My food gardening is casual almost to the point of non-existence. The only conscientious efforts I make are to prevent cycles of disease. Thirty-two years of planting and then forgetting about various edibles have produced several strains of alliums and leafy greens that literally grow themselves.

That’s not a bad result. Collards, chard, tyfon, and corn salad have adapted to the particular conditions on this particular soil. During the recent foul weather, I buried some compost and turned up a whopping, healthy potato in the process. Had we been short of food, that tuber would have been very welcome. It was the offspring of a weary sack that I turned into the heap ten years ago.
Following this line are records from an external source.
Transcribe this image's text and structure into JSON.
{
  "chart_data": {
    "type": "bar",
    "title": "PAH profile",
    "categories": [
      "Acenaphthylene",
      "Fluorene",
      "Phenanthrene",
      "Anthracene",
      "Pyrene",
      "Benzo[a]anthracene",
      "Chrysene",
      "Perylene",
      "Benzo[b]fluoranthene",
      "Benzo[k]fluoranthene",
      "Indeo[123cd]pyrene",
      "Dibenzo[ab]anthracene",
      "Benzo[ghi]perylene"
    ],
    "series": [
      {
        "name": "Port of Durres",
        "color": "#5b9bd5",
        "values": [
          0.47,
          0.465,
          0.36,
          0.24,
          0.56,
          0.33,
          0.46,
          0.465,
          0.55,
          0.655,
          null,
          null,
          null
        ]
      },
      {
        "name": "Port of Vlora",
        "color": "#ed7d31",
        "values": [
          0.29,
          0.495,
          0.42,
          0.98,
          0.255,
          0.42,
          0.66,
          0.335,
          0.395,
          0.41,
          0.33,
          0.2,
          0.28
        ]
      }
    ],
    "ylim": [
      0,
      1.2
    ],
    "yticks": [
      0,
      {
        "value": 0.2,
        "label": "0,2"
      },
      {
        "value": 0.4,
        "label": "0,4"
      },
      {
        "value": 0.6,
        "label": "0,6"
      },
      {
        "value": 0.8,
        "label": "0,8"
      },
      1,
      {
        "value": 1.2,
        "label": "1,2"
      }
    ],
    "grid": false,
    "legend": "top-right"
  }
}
Seattle’s recent hard, hard weather is melting away. The turnip greens, parsley, and shallot tops that looked wretched two days ago are frisky and raring to grow. The next clear day I should be able literally to watch them grow, if I can hold still for an hour.

Not everyone is born to garden, but it’s not a bad idea to try, if only to establish a gene bank of edibles for one’s particular turf. If I were starting fresh, I’d contact Tilth and see about fostering heirloom plants. It turns out that the kitchen compost heap that initially was a simple effort to reduce solid waste has become a small-scale automated food factory.